In our cohort, corneal incisions were continuously monitored using intraoperative AS-OCT. The aim of our work was to evaluate the morphology of the incision before and after hydration. According to the results of our study, lateral hydration least affects primarily well-adapted corneal incisions. Even in the cases of primarily well-adapted incisions, the effect of the lateral hydration may not be ideal and hydration may lead to posterior lip prominence, less often to anterior lip prominence centrally from the inner orifice, tongue inversion into the incision, gap development in the corneal incision periphery, or even to its incomplete opening. In cases of tongue inversion into the corneal wound, lateral stromal hydration may cause worsening of the inversion. In cases of prominence of the posterior lip, lateral hydration does not alter, worsen, or normalize the wound morphology approximately equally.
The primary condition of the incision before the hydration seems to be the most important factor. Distortion of the incision can be caused by different straining, deformations, and self-hydration during the surgery. With an unarmed microscope without AS-OCT, the surgeon may have limited the possibility of assessing the actual condition of the incision.
Lateral hydration may improve or worsen the corneal incision morphology at the end of the surgery, which may be the cause of clinically apparent failure, i.e., persistence or new leakage of the corneal incision after its hydration.

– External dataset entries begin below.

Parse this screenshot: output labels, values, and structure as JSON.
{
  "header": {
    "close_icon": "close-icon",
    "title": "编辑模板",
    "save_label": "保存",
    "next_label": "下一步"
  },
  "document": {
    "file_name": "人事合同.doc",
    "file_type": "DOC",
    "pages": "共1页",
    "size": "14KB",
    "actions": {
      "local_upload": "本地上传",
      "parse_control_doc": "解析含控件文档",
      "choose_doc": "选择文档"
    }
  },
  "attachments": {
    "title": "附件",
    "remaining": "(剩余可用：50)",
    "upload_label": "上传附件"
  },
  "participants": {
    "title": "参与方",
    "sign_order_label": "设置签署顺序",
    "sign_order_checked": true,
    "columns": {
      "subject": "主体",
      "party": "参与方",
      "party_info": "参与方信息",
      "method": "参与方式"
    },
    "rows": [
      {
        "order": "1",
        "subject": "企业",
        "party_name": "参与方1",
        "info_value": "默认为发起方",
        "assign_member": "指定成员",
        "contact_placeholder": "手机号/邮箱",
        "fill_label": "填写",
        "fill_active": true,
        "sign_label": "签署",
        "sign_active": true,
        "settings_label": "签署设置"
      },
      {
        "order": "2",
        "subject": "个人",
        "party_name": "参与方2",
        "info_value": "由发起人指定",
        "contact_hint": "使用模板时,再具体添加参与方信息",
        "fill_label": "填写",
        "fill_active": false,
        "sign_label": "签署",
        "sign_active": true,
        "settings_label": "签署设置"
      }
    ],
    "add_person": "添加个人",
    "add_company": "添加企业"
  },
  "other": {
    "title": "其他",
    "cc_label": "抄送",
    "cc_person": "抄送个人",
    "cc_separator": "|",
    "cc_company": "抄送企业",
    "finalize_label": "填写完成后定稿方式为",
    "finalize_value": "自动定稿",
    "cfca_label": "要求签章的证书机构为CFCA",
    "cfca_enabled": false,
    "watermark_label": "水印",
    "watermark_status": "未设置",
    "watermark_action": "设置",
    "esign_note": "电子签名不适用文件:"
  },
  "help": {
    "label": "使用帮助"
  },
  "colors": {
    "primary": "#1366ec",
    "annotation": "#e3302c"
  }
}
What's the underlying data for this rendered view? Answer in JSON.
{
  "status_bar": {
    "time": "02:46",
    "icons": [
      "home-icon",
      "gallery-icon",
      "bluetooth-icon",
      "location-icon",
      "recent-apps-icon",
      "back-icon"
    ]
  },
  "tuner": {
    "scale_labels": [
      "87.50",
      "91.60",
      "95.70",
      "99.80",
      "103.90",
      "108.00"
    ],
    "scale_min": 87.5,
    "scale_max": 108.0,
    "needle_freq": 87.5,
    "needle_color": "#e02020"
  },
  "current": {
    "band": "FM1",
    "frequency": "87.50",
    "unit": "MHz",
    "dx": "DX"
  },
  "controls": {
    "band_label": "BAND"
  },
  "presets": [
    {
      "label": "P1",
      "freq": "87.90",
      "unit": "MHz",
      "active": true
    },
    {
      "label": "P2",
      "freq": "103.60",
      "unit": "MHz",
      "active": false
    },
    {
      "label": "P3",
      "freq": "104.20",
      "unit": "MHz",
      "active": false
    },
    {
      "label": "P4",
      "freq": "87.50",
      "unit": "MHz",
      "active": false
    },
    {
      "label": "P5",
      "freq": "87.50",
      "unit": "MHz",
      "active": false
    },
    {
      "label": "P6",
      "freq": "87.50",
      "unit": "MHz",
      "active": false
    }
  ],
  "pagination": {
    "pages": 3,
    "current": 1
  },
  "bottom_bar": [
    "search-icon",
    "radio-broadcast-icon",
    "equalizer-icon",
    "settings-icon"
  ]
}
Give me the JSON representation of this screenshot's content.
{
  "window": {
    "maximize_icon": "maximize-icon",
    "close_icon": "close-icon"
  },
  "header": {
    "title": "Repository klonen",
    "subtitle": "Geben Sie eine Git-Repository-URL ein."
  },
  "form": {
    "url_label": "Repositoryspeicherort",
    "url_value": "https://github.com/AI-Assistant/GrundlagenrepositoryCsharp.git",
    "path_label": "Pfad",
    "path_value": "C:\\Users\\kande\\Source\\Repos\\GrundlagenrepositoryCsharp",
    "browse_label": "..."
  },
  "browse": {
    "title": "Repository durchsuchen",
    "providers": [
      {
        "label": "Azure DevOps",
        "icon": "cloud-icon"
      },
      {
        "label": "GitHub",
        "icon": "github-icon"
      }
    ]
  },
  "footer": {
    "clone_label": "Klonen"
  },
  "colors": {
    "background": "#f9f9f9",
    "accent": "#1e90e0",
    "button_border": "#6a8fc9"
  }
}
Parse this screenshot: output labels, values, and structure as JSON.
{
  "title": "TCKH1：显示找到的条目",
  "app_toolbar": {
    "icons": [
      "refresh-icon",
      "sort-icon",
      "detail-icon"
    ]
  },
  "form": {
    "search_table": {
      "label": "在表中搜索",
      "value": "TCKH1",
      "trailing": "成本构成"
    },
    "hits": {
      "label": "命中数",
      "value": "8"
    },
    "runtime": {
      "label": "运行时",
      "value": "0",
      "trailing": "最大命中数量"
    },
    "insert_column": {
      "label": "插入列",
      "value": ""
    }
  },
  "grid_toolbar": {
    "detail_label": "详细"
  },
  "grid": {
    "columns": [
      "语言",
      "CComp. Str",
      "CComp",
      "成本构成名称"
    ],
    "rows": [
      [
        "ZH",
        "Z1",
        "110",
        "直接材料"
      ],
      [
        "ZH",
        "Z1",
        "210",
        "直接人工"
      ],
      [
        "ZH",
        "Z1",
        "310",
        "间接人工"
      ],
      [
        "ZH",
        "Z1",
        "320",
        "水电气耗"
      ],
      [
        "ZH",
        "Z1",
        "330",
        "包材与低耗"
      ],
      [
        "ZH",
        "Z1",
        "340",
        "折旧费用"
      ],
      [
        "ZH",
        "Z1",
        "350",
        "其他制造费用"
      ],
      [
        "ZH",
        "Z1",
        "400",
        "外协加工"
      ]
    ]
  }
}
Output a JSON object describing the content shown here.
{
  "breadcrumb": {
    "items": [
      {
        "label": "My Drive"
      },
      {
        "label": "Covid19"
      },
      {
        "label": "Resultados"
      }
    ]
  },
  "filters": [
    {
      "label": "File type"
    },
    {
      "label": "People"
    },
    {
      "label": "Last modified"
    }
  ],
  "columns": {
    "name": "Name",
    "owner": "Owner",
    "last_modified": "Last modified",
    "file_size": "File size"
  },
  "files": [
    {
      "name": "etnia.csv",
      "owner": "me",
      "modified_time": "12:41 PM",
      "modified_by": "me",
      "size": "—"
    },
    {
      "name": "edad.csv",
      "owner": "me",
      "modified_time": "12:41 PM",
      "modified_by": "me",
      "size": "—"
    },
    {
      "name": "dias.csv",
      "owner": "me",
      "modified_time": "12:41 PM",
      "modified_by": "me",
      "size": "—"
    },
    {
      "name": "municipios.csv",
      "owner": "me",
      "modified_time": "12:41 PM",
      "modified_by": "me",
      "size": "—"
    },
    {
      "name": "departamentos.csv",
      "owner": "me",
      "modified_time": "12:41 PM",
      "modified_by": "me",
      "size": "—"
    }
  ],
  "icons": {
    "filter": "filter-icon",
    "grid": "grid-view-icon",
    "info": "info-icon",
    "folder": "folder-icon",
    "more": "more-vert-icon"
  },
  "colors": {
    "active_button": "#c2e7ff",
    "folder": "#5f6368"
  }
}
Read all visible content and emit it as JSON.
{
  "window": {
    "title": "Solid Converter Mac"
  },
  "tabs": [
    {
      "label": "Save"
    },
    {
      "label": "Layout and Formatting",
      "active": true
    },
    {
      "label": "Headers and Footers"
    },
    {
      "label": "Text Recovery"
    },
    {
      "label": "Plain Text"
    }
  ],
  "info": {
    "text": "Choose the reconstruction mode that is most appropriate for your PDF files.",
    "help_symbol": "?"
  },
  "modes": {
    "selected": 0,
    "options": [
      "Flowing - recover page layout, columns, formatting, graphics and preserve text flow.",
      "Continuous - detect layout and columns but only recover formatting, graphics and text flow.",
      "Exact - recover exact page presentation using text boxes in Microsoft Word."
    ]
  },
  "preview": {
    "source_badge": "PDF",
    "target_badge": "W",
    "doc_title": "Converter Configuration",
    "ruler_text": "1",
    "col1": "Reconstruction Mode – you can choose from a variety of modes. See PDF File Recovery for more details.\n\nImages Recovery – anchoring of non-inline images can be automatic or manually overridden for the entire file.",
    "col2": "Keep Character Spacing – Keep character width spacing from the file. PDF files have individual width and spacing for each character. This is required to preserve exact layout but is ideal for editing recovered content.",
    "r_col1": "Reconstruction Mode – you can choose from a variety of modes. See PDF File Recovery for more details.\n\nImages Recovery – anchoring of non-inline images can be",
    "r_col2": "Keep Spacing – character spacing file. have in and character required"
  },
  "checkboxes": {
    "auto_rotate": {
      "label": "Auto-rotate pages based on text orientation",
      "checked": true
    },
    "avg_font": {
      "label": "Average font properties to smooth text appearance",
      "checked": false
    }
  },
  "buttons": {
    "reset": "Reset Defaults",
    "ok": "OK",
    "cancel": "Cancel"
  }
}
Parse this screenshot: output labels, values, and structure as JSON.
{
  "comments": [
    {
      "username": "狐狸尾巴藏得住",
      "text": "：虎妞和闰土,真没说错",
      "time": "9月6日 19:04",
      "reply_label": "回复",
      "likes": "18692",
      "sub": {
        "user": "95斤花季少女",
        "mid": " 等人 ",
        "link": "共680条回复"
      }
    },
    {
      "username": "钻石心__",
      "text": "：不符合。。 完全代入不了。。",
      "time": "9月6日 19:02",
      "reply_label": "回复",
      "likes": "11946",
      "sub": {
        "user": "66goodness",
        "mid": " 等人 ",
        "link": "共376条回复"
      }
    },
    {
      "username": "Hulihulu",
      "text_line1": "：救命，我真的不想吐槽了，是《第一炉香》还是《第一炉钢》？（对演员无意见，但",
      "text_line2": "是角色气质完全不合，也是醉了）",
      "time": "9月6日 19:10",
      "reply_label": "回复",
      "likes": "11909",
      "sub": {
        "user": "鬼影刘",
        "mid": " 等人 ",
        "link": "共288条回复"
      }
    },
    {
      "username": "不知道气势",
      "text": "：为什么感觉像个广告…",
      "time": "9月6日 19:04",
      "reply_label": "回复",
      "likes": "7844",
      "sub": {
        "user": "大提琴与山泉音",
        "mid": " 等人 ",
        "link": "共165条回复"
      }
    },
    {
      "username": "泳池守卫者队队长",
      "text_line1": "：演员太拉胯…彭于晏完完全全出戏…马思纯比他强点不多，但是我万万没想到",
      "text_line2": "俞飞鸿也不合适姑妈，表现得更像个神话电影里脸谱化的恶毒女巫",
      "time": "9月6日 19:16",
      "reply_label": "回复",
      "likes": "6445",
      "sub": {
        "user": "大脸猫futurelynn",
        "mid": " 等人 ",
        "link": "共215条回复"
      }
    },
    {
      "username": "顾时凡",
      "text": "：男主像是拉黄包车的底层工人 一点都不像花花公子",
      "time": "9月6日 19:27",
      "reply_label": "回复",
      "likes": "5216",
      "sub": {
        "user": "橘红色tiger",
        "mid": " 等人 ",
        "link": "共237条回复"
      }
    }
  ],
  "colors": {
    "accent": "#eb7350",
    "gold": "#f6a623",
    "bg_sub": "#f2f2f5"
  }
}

Our study demonstrates the value of microscope integrated intraoperative OCT in perioperative evaluation of corneal incisions. The possibility of detecting tongue inversion into the incision, which may not be noticeable due to the clouding after corneal incision hydration and may lead to incision incompetence, seems to be the most useful . Intraoperative OCT provides an excellent opportunity to monitor the corneal incision morphology in real time and allows the surgical procedure in the hydration phase to be modified dynamically and purposefully to achieve the best tightness and architecture of the corneal wound.
The data used to support the findings of this study are included within the article.
Conflicts of Interest
The authors declare no conflicts of interest.